The cavernous space held our small group, flickering lights barely casting a glow on a few pictures to remember innocent lives. Their humanness drew me in. I couldn't look away with the common aversion that I usually clung to. It was too disturbing and too gross, yet I looked still. I felt anguish for their agony.


Before I could begin to process the true horror that happened there, we were moving on, out a different way. A passageway in the wall and we saw daylight, snow, the breathtaking Alps, and the valley below. The path led to a large, rough-wood cross. Standing as a symbol in the snow. It all washed over me with cold shakes.







Those girls who died there were normal just like me. Their story grabbed me and I related and mourned. The tortuous ending in a dank dungeon wasn't their choice.


And it struck me... pain and agony so great and Jesus chose. He chose suffering. For. Me. Beaten and tortured, he could have turned back at any moment, calling angels. He withstood the limit of human suffering and then he breathed his last. "It is finished." The rest of the story is the beauty: his raising from the dead, my sins forever forgiven. But he had to go through the terrible first.


Oh the story is so familiar, my babies can recite it with ease. I too have heard it since I was in diapers. It can become redundant and as tiny as my attempt of sacrificing through Lent. We must make an effort to allow ourselves moments of quiet and reflection to allow the realness of it all to wash.
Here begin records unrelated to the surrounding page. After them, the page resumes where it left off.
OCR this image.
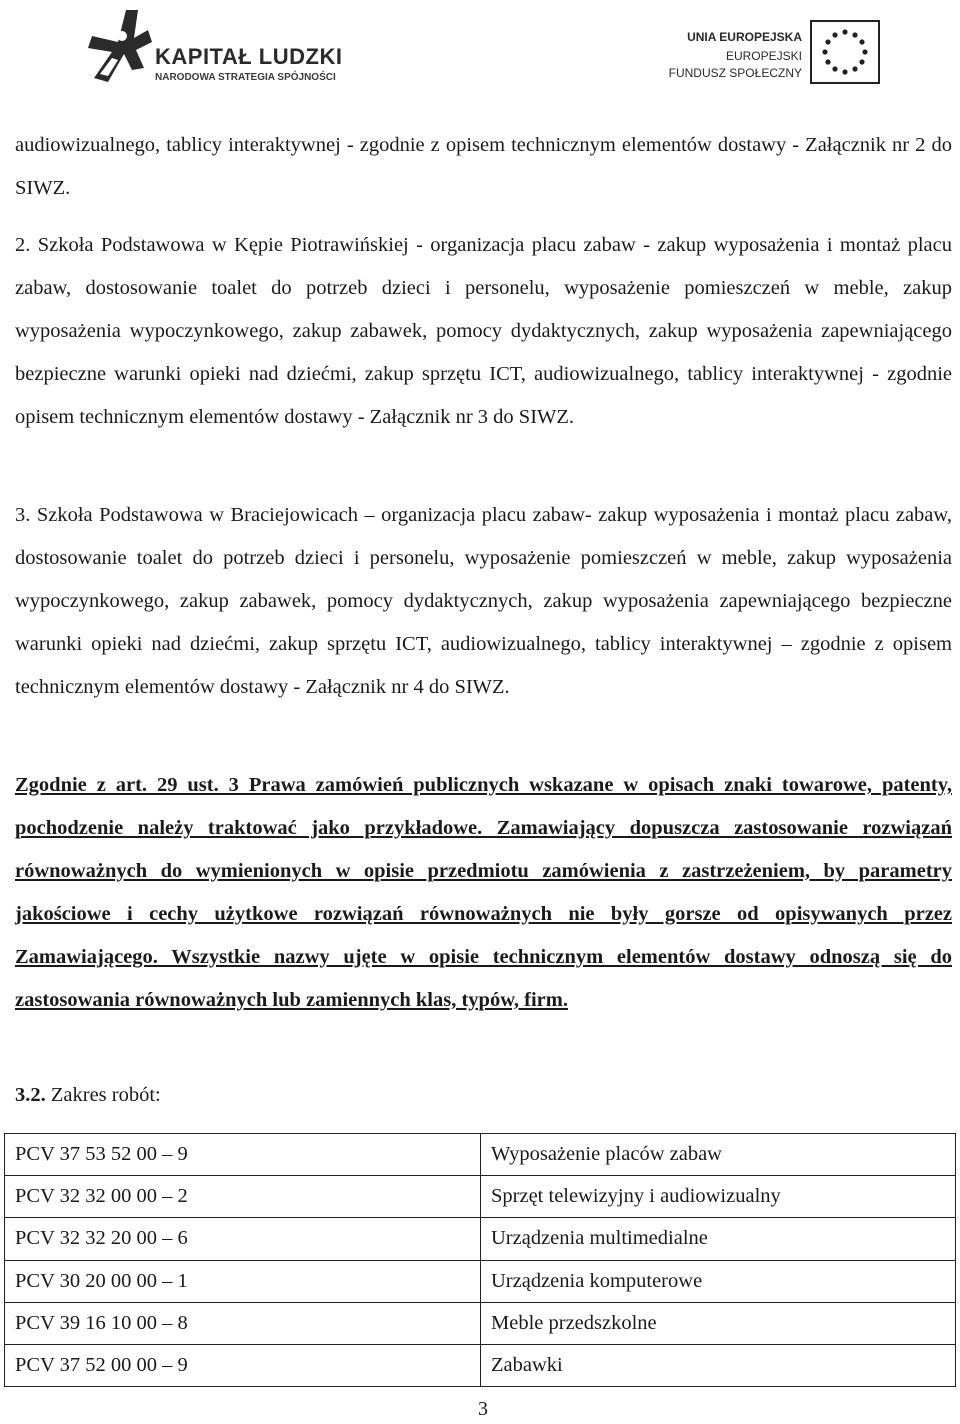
KAPITAŁ LUDZKI
NARODOWA STRATEGIA SPÓJNOŚCI
UNIA EUROPEJSKA
EUROPEJSKI
FUNDUSZ SPOŁECZNY

audiowizualnego, tablicy interaktywnej - zgodnie z opisem technicznym elementów dostawy - Załącznik nr 2 do SIWZ.

2. Szkoła Podstawowa w Kępie Piotrawińskiej - organizacja placu zabaw - zakup wyposażenia i montaż placu zabaw, dostosowanie toalet do potrzeb dzieci i personelu, wyposażenie pomieszczeń w meble, zakup wyposażenia wypoczynkowego, zakup zabawek, pomocy dydaktycznych, zakup wyposażenia zapewniającego bezpieczne warunki opieki nad dziećmi, zakup sprzętu ICT, audiowizualnego, tablicy interaktywnej - zgodnie opisem technicznym elementów dostawy - Załącznik nr 3 do SIWZ.

3. Szkoła Podstawowa w Braciejowicach – organizacja placu zabaw- zakup wyposażenia i montaż placu zabaw, dostosowanie toalet do potrzeb dzieci i personelu, wyposażenie pomieszczeń w meble, zakup wyposażenia wypoczynkowego, zakup zabawek, pomocy dydaktycznych, zakup wyposażenia zapewniającego bezpieczne warunki opieki nad dziećmi, zakup sprzętu ICT, audiowizualnego, tablicy interaktywnej – zgodnie z opisem technicznym elementów dostawy - Załącznik nr 4 do SIWZ.

Zgodnie z art. 29 ust. 3 Prawa zamówień publicznych wskazane w opisach znaki towarowe, patenty, pochodzenie należy traktować jako przykładowe. Zamawiający dopuszcza zastosowanie rozwiązań równoważnych do wymienionych w opisie przedmiotu zamówienia z zastrzeżeniem, by parametry jakościowe i cechy użytkowe rozwiązań równoważnych nie były gorsze od opisywanych przez Zamawiającego. Wszystkie nazwy ujęte w opisie technicznym elementów dostawy odnoszą się do zastosowania równoważnych lub zamiennych klas, typów, firm.

3.2. Zakres robót:
PCV 37 53 52 00 – 9	Wyposażenie placów zabaw
PCV 32 32 00 00 – 2	Sprzęt telewizyjny i audiowizualny
PCV 32 32 20 00 – 6	Urządzenia multimedialne
PCV 30 20 00 00 – 1	Urządzenia komputerowe
PCV 39 16 10 00 – 8	Meble przedszkolne
PCV 37 52 00 00 – 9	Zabawki
3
Gruesome and ugly. Let the emotions of sacrifice settle in real, the rawness making us squirm in discomfort.


When we wipe away the make-up and sound effects, the fake gore of tv drama, we're left with the weight of it. The gift of it. Jesus chose that path. He chose it for you and me. Love so great, so amazing. Not tiny, but the most significant thing in our whole lives.



"And I pray that you, being rooted and established in love, 

may have power, together with all the Lord’s holy people, 

to grasp how wide and long and high and deep is the love of Christ, 

and to know this love that surpasses knowledge

—that you may be filled to the measure of all the fullness of God."